Rob Rinder: My dance shoes are locked away but a jiggle with B*witched brings me back to twirling ecstasy

·3-min read
 (Natasha Pszenicki)
(Natasha Pszenicki)

I was heartbroken to hear about the death of one of my comedy heroes yesterday: the peerless Jackie Mason. He told one of my favourite ever Jewish jokes. “Did you know Jews invented sushi?” he’d drawl in his inimitable accent. “That’s right — two Jews bought a restaurant with no kitchen…”

It was a joke that had actually been bobbing through my head last week after I’d nipped into a fabulous new restaurant called Jiji. They’ve done something I’d have never thought possible… taken two insanely different culinary cultures — Middle-Eastern and Japanese — and melded them into something so crazily delicious my mouth almost exploded.

Up until then, I’d always had my doubts about fusion cuisine. In my experience it had almost always ended up being what my grandma (and probably Jackie, too) would call ongepotchket — it’s Yiddish word for utterly, needlessly complicated. Dishes plucked willy-nilly from across the planet get lazily smooshed together and before you know what’s what, you’re staring down your fork at vindaloo burritos, haggis pizzas and rendang trifle with sauerkraut sorbet.

But Jiji — blending Israeli food’s hummusy heft with the exquisite delicacy of Japanese (some of the best sushi I’ve had outside Japan) — reminded me that when it works, it really works. The key to fusion cuisine (and about a million other things) is respect… when chefs truly honour the traditions of national cuisine (rather than acting like gastronomic toddlers at some global pick-and-mix) — there’s simply no limit on how gorgeous it can get.

After Strictly, dance cardio has brought me back to a state of twirling ecstasy

I’m often asked if I carried on dancing after my little twinkly-toed stint on Strictly … where I got all the way to a very creditable quarter final (or, as my grandma used to say, “fourth runner-up”).

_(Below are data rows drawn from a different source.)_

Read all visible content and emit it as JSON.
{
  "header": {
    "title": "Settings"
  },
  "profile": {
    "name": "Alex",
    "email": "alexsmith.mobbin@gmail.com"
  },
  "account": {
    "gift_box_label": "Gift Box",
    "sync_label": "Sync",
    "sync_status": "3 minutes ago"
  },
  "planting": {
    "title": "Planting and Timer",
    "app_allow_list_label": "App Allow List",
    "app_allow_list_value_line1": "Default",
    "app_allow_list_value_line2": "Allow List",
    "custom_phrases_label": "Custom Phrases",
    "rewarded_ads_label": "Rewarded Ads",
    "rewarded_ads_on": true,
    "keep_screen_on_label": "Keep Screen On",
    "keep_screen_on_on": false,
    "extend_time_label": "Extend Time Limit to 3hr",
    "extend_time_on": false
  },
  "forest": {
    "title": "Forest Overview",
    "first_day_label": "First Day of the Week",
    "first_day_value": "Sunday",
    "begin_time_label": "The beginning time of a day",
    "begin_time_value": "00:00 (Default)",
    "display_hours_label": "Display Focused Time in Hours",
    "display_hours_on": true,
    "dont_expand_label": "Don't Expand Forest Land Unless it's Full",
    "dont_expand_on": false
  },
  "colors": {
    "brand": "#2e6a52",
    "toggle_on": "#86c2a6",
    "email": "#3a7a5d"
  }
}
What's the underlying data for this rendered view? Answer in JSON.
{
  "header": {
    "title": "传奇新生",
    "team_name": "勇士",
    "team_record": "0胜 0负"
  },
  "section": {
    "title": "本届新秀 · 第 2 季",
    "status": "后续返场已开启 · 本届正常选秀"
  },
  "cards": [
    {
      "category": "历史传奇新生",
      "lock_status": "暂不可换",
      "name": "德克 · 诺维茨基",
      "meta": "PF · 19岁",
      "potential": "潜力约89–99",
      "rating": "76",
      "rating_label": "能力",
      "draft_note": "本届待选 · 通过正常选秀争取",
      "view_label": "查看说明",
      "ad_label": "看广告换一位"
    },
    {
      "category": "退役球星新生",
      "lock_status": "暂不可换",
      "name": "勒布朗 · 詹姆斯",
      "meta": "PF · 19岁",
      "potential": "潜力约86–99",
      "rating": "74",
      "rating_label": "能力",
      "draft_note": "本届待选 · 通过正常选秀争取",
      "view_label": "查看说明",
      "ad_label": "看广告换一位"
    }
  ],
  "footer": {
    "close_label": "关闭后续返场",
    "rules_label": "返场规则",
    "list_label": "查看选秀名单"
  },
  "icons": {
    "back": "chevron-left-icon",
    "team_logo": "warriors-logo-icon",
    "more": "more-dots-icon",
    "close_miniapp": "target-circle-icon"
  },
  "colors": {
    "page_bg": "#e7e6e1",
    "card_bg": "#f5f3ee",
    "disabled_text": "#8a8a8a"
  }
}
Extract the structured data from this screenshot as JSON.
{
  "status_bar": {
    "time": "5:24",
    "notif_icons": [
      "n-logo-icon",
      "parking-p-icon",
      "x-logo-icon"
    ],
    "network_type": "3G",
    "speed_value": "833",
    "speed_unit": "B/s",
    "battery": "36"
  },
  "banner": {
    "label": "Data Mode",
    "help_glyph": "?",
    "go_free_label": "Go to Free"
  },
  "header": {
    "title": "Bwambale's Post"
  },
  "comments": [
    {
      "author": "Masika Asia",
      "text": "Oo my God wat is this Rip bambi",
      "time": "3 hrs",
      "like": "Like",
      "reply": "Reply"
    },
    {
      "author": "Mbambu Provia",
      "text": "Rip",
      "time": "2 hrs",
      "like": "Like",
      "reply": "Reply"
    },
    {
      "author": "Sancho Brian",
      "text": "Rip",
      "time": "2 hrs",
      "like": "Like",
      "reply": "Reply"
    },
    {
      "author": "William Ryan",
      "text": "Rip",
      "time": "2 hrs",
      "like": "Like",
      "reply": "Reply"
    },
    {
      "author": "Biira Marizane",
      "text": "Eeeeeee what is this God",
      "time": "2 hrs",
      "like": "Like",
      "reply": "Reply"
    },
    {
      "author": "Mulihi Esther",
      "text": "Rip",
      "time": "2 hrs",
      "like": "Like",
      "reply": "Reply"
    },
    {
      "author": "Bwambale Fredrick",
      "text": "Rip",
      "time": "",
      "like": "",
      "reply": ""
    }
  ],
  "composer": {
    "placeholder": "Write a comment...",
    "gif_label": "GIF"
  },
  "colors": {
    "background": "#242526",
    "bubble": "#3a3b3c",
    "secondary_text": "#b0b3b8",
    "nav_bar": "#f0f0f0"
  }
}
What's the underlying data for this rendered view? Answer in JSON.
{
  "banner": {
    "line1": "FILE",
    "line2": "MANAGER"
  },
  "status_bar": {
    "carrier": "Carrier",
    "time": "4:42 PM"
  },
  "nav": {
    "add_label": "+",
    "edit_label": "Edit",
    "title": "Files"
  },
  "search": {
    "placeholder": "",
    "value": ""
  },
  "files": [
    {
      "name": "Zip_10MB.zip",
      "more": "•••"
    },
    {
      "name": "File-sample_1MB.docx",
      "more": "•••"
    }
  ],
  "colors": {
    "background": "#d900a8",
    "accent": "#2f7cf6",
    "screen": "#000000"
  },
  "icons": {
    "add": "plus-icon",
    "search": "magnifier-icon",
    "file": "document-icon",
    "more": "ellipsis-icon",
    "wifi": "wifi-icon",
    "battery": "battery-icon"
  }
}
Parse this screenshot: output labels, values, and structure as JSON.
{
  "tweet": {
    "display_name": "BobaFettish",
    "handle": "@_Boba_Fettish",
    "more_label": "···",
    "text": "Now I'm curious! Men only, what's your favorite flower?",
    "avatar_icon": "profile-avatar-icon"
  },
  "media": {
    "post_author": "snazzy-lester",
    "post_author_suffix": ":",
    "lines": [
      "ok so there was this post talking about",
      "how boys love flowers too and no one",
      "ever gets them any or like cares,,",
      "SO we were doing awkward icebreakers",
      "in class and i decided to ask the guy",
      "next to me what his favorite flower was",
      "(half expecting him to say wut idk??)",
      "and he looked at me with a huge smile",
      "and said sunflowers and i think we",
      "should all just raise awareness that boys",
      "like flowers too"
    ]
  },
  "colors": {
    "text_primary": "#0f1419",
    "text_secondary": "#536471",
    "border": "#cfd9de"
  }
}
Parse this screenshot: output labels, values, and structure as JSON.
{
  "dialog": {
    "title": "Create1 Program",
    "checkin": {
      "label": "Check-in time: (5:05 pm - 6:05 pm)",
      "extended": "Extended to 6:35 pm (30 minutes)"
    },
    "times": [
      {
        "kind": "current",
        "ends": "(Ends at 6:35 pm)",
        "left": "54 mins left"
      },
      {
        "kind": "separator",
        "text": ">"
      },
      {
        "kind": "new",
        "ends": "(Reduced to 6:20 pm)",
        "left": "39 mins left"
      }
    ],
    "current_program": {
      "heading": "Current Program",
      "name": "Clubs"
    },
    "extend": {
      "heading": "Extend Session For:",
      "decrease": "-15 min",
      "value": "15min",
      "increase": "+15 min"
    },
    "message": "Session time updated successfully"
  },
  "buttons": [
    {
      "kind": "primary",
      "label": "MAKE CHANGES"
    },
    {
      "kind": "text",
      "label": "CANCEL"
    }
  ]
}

The answer’s a sorrowful no. Without my glorious Oksana shouting at me in Russian (and a dedicated gang slathering me in bronzer), it’s been hard to summon the old gusto.

That was until I found a gym doing classes in something called dance cardio. They’re not paying me to say this but the good people at Frame Fitness have managed to bring me back to a state of twirling ecstasy… regular buckets of serotonin get pumped into my bloodstream as I twerk my stuff to Single Ladies or jiggle my way through B*witched’s C’est La Vie. My co-hoofers look on with barely disguised panic, but by the time we’re all done, I’m a delighted sweaty mess.

It’s also reminded me of how excitedly I am looking forward to winter— when I can swap the scorching sunshine for the sequiny sizzle of Strictly’s return. Prepare yourself Giovanni Pernice — all this throwing myself about the dance floor has got me gagging for a Christmas special tango

The atmosphere at the Euros final was disturbing

I got pretty excited about the football … seeing Southgate’s squad unite the nation was inspiring. Thanks to the lovely chaps at Attitude, I even managed to wangle a seat at the final and popped down to Wembley with Matt Lucas and Benedict Cumberbatch.

But the atmosphere was disturbing. What with the anthem-booing and rushing of the barriers, it felt grim from almost the moment I arrived. Then, as the game developed, there was a sense of throbbing menace that left me dismayed, and the racism that followed on social media was even worse. Of course the pushback against this hatred by the majority of fans has been tremendous.

But the whole thing did leave me feeling deflated. We can’t let it happen again.